ASHAs were introduced by the National Rural Health Mission (NRHM) in 2005 to support the public health delivery system. Each ASHA covers a population of about 1,000 people. Starting from 2010, ASHAs were progressively involved in malaria control activities in Odisha. They were trained to diagnose, treat and report their activities to the sub-centre using the standard forms of the NVBDCP. ASHAs were equipped with rapid diagnostic tests (RDTs) and anti-malarial drugs in line with the National Treatment Guidelines. ASHAs started functioning as fever treatment depots, and people suffering from fever were encouraged to seek malaria diagnosis and treatment from them. This led to a dramatic reduction in the malaria burden, especially in the period between 2011 and 2013 [3]. Despite the impressive progress, half of 30 districts in Odisha remained highly malaria endemic, with an annual parasite incidence (API) >10 cases/1000 population [5].
Achieving and maintaining high coverage of the affected population with multiple measures poses serious challenges to the over-stretched health system of one of the most resource-constrained states of India [6,7]. Although malaria services were brought closer to the community, frequent stock-outs of RDTs and treatments at the ASHA level, together with inadequate skills, resulted in sub-optimal access to EDCT [8,9]. Moreover, universal coverage could not be achieved with the ASHA network, as far-flung hamlets, common in malaria-endemic areas in Odisha, did not meet the NRHM population criteria to merit an ASHA. These were served only by ASHAs travelling infrequently from neighbouring, sometimes distant, villages.

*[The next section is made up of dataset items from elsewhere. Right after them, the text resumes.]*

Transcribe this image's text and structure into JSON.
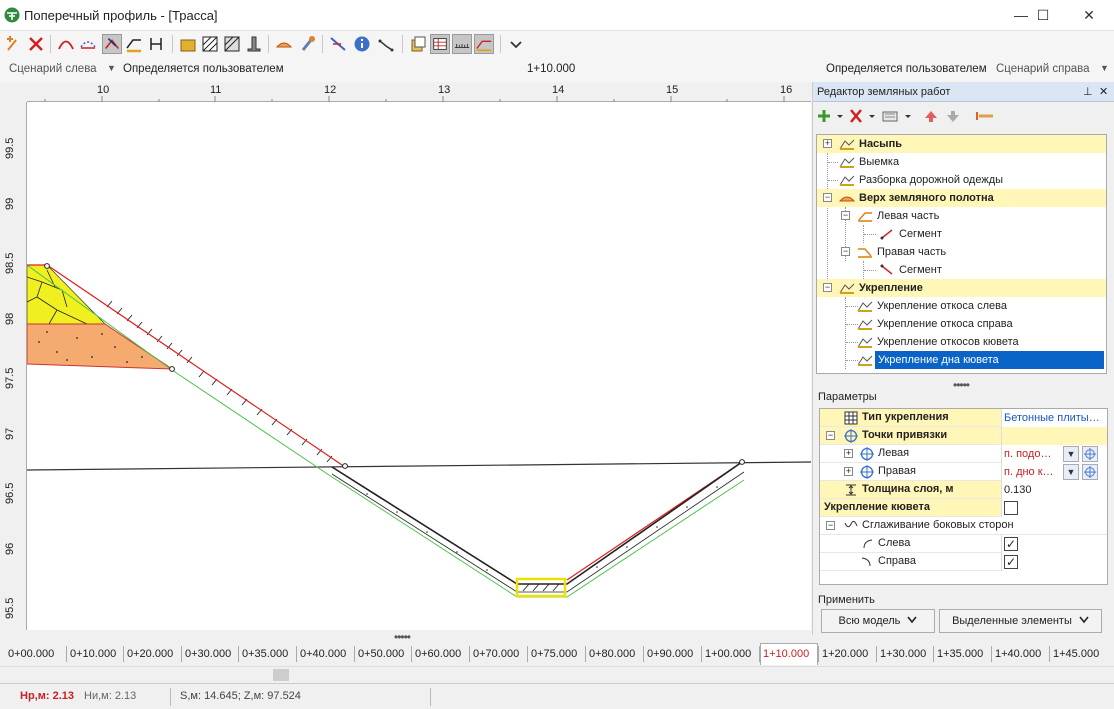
{
  "window": {
    "title": "Поперечный профиль - [Трасса]",
    "minimize": "—",
    "maximize": "☐",
    "close": "✕"
  },
  "toolbar": {
    "icons": [
      "add-point-icon",
      "delete-point-icon",
      "arc-icon",
      "arc-dashed-icon",
      "select-slope-icon",
      "layers-icon",
      "cut-icon",
      "box-icon",
      "hatch-icon",
      "hatch2-icon",
      "pillar-icon",
      "cap-icon",
      "brush-icon",
      "measure-icon",
      "info-icon",
      "line-icon",
      "copy-icon",
      "table-icon",
      "ruler-icon",
      "earthwork-icon",
      "more-icon"
    ]
  },
  "scenario": {
    "left_label": "Сценарий слева",
    "left_value": "Определяется пользователем",
    "station": "1+10.000",
    "right_value": "Определяется пользователем",
    "right_label": "Сценарий справа"
  },
  "ruler": {
    "x_ticks": [
      "10",
      "11",
      "12",
      "13",
      "14",
      "15",
      "16"
    ],
    "y_ticks": [
      "99.5",
      "99",
      "98.5",
      "98",
      "97.5",
      "97",
      "96.5",
      "96",
      "95.5"
    ]
  },
  "panel": {
    "title": "Редактор земляных работ",
    "pin": "⊥",
    "close": "✕",
    "tree": [
      {
        "label": "Насыпь",
        "group": true,
        "exp": "+"
      },
      {
        "label": "Выемка"
      },
      {
        "label": "Разборка дорожной одежды"
      },
      {
        "label": "Верх земляного полотна",
        "group": true,
        "exp": "−"
      },
      {
        "label": "Левая часть",
        "exp": "−"
      },
      {
        "label": "Сегмент"
      },
      {
        "label": "Правая часть",
        "exp": "−"
      },
      {
        "label": "Сегмент"
      },
      {
        "label": "Укрепление",
        "group": true,
        "exp": "−"
      },
      {
        "label": "Укрепление откоса слева"
      },
      {
        "label": "Укрепление откоса справа"
      },
      {
        "label": "Укрепление откосов кювета"
      },
      {
        "label": "Укрепление дна кювета",
        "selected": true
      }
    ],
    "params_label": "Параметры",
    "params": {
      "type_label": "Тип укрепления",
      "type_value": "Бетонные плиты…",
      "points_label": "Точки привязки",
      "left_label": "Левая",
      "left_value": "п. подо…",
      "right_label": "Правая",
      "right_value": "п. дно к…",
      "thickness_label": "Толщина слоя, м",
      "thickness_value": "0.130",
      "ditch_label": "Укрепление кювета",
      "smoothing_label": "Сглаживание боковых сторон",
      "smooth_left_label": "Слева",
      "smooth_right_label": "Справа",
      "check": "✓"
    },
    "apply_label": "Применить",
    "apply_all": "Всю модель",
    "apply_selected": "Выделенные элементы"
  },
  "stations": [
    "0+00.000",
    "0+10.000",
    "0+20.000",
    "0+30.000",
    "0+35.000",
    "0+40.000",
    "0+50.000",
    "0+60.000",
    "0+70.000",
    "0+75.000",
    "0+80.000",
    "0+90.000",
    "1+00.000",
    "1+10.000",
    "1+20.000",
    "1+30.000",
    "1+35.000",
    "1+40.000",
    "1+45.000"
  ],
  "active_station_index": 13,
  "status": {
    "hr": "Нр,м: 2.13",
    "hi": "Ни,м: 2.13",
    "sz": "S,м: 14.645;  Z,м: 97.524"
  },
  "colors": {
    "accent_red": "#c82020",
    "selection_blue": "#0a64c8",
    "group_yellow": "#fff6b8",
    "slope_red": "#e02020",
    "slope_green": "#4cc44c",
    "soil_yellow": "#f0f020",
    "soil_orange": "#f5aa70"
  }
}
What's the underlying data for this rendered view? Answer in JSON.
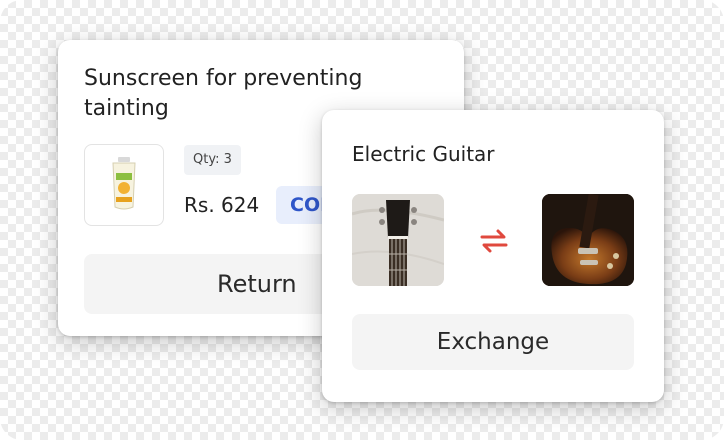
{
  "return_card": {
    "title": "Sunscreen for preventing tainting",
    "qty": "Qty: 3",
    "price": "Rs. 624",
    "payment_badge": "COD",
    "return_label": "Return",
    "product_icon": "sunscreen-tube-icon"
  },
  "exchange_card": {
    "title": "Electric Guitar",
    "swap_icon": "swap-arrows-icon",
    "swap_color": "#e0493e",
    "exchange_label": "Exchange"
  },
  "colors": {
    "badge_text": "#2f56c9",
    "badge_bg": "#e8eefc",
    "button_bg": "#f4f4f4"
  }
}
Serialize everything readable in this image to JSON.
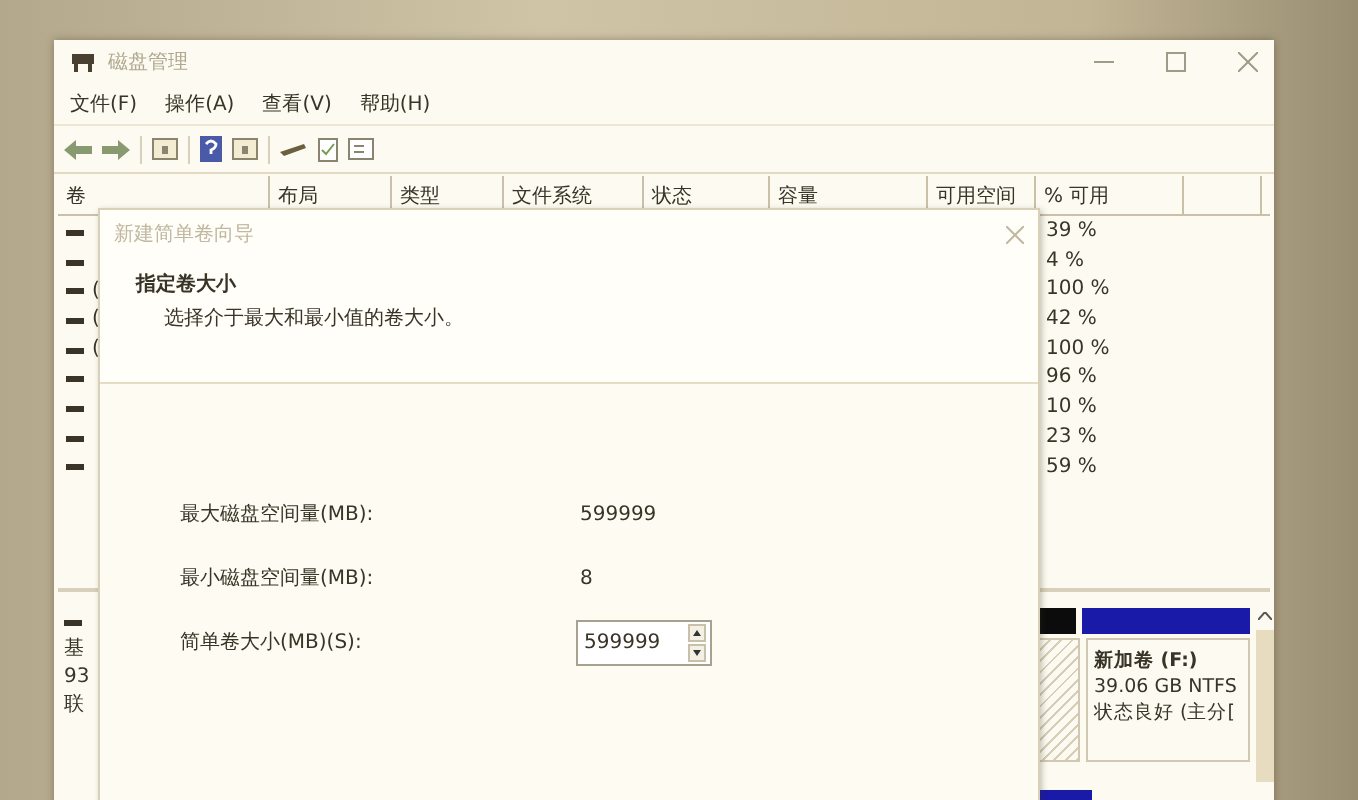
{
  "window": {
    "title": "磁盘管理",
    "menu": [
      "文件(F)",
      "操作(A)",
      "查看(V)",
      "帮助(H)"
    ]
  },
  "volume_table": {
    "columns": [
      "卷",
      "布局",
      "类型",
      "文件系统",
      "状态",
      "容量",
      "可用空间",
      "% 可用"
    ],
    "rows": [
      {
        "percent_free": "39 %"
      },
      {
        "percent_free": "4 %"
      },
      {
        "volume": "(",
        "percent_free": "100 %"
      },
      {
        "volume": "(",
        "percent_free": "42 %"
      },
      {
        "volume": "(",
        "percent_free": "100 %"
      },
      {
        "percent_free": "96 %"
      },
      {
        "percent_free": "10 %"
      },
      {
        "percent_free": "23 %"
      },
      {
        "percent_free": "59 %"
      }
    ]
  },
  "disk_pane": {
    "disk_labels": [
      "基",
      "93",
      "联"
    ],
    "partition": {
      "name": "新加卷  (F:)",
      "size": "39.06 GB NTFS",
      "status": "状态良好 (主分["
    }
  },
  "dialog": {
    "title": "新建简单卷向导",
    "heading": "指定卷大小",
    "subtitle": "选择介于最大和最小值的卷大小。",
    "fields": [
      {
        "kind": "readout",
        "label": "最大磁盘空间量(MB):",
        "value": "599999"
      },
      {
        "kind": "readout",
        "label": "最小磁盘空间量(MB):",
        "value": "8"
      },
      {
        "kind": "spinner",
        "label": "简单卷大小(MB)(S):",
        "value": "599999"
      }
    ]
  }
}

These remote hamlets faced barriers to timely access to malaria services resulting in a high, though under-reported malaria burden that fuelled the persistent transmission of the disease [10,11]. Weaknesses in the collection, validation, and reporting of malaria data from ASHAs hampered surveillance efforts [8]. There was no system to verify treatment compliance and parasite clearance from the patients’ blood [12,13].
Strong case management is essential as a means of ‘treating the sick’ to reduce the duration of sickness and prevent the disease progressing to severe malaria. However, beyond this purpose, early termination of infections serves, particularly in areas of unstable malaria with low-to-moderate intensities of transmission, as an important means of curtailing the size of the infectious reservoir [14–16]. Strengthening malaria case management system through community-based interventions has been tried out in various other countries such as South Africa, Ethiopia, Myanmar and Cambodia though with variations in the approach and outcomes [15,17–19]. Within India, because a large part of the population in Odisha lives in areas of low-to-moderate endemicity, it is an ideal setting to implement a comprehensive case management system and explore its impact on transmission.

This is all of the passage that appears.